= Southern Africa Social Forum =

SASF Logo

The Southern African Social Forum(SASF) was a Social Forum conference held in a different Southern Africa county each year.

It is organised in the spirit of the World Social Forum but is not organized by the WSF Secretariat or the International Council

The SASF emerged from the Africa Social Forum (ASF) which was held in Mali in 2001 and Ethiopia in 2002. At the Ethiopia ASF it was agreed in Forums needed to be organised on a more local level. Amongst other things this was to overcome problems of prohibitive transport costs.

==2003==
The 2003 SASF was held on the 9–12 November 2003 in Lusaka Zambia under the banner “Another Southern Africa is Possible”. Approximately 400 people participated.

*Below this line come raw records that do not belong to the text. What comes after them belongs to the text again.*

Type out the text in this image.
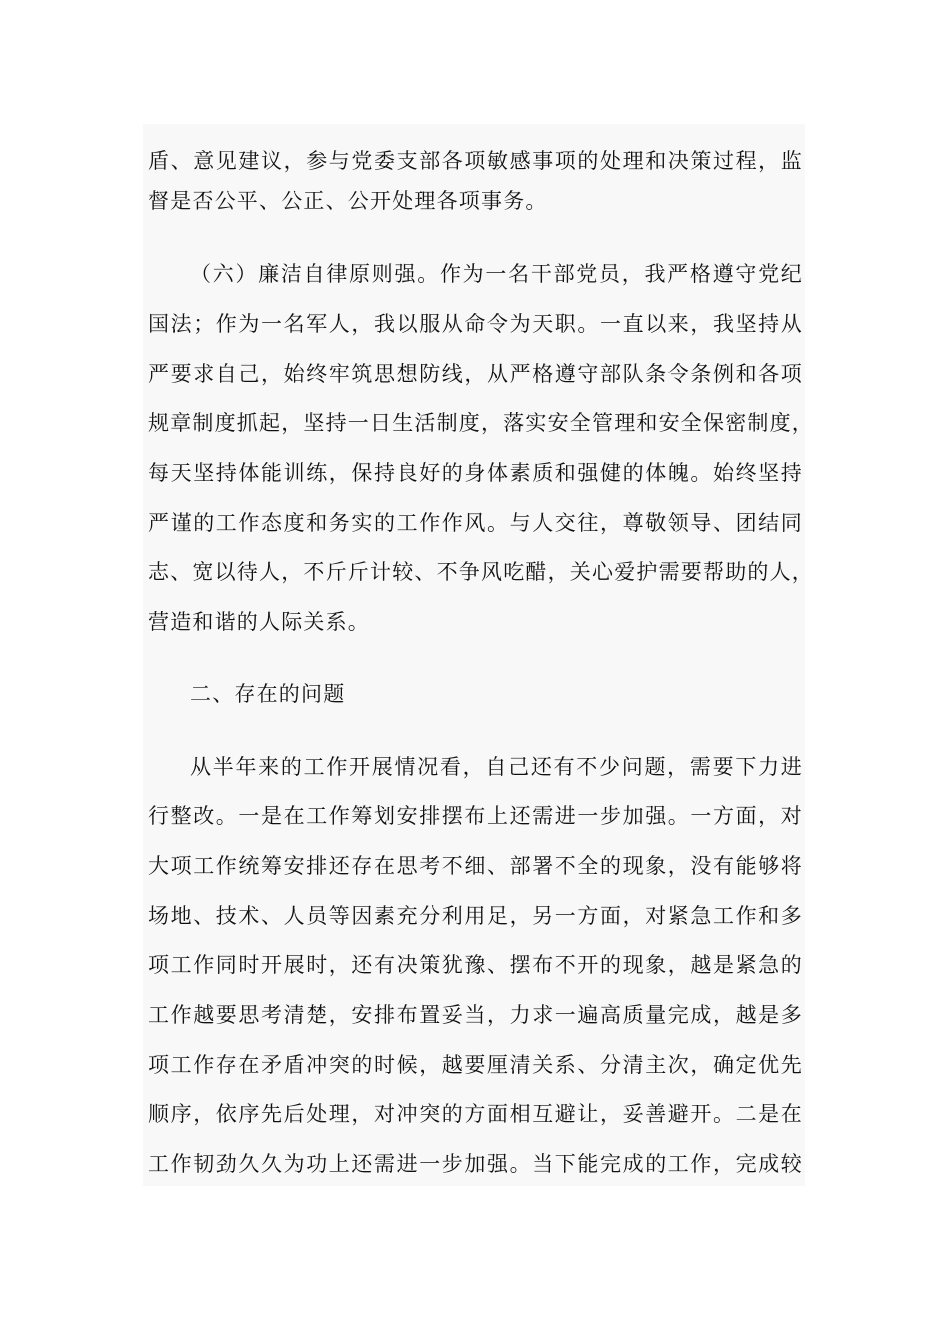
盾、意见建议，参与党委支部各项敏感事项的处理和决策过程，监
督是否公平、公正、公开处理各项事务。
（六）廉洁自律原则强。作为一名干部党员，我严格遵守党纪
国法；作为一名军人，我以服从命令为天职。一直以来，我坚持从
严要求自己，始终牢筑思想防线，从严格遵守部队条令条例和各项
规章制度抓起，坚持一日生活制度，落实安全管理和安全保密制度，
每天坚持体能训练，保持良好的身体素质和强健的体魄。始终坚持
严谨的工作态度和务实的工作作风。与人交往，尊敬领导、团结同
志、宽以待人，不斤斤计较、不争风吃醋，关心爱护需要帮助的人，
营造和谐的人际关系。
二、存在的问题
从半年来的工作开展情况看，自己还有不少问题，需要下力进
行整改。一是在工作筹划安排摆布上还需进一步加强。一方面，对
大项工作统筹安排还存在思考不细、部署不全的现象，没有能够将
场地、技术、人员等因素充分利用足，另一方面，对紧急工作和多
项工作同时开展时，还有决策犹豫、摆布不开的现象，越是紧急的
工作越要思考清楚，安排布置妥当，力求一遍高质量完成，越是多
项工作存在矛盾冲突的时候，越要厘清关系、分清主次，确定优先
顺序，依序先后处理，对冲突的方面相互避让，妥善避开。二是在
工作韧劲久久为功上还需进一步加强。当下能完成的工作，完成较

At the forum motions were passed stating that The Forum "the globalisation process, dominated by the giant transnational corporations from the North, is impacting negatively on the people [of Southern Africa]" and that the New Economic Plan for African Development (NEPAD) should be rejected "as an expression of support by certain leaders of our continent for the world’s elite at the expense of the majority".

==2005==
The 2005 SASF took place in Harare Zimbabwe. It had the largest participation so far with around 4,000 people taking part. Participants came from South Africa, Botswana, Mozambique, Malawi, Lesotho, Swaziland and Zimbabwe

The event organisers had been put under pressure from the Zimbabwean police who warned speakers that any criticism of Robert Mugabe would lead to the event being closed down. But by the end of the meeting, buoyed by the size of the participation, speakers were denouncing Mugabe. According to Charie Kimber, writing in the Socialist Worker "Half of the watching police were nodding along in agreement".

The speakers at the event were critical of Capitalism itself as well as of the region's governments. One popular chant was "phansi capitalism" (down with capitalism) and "viva socialism".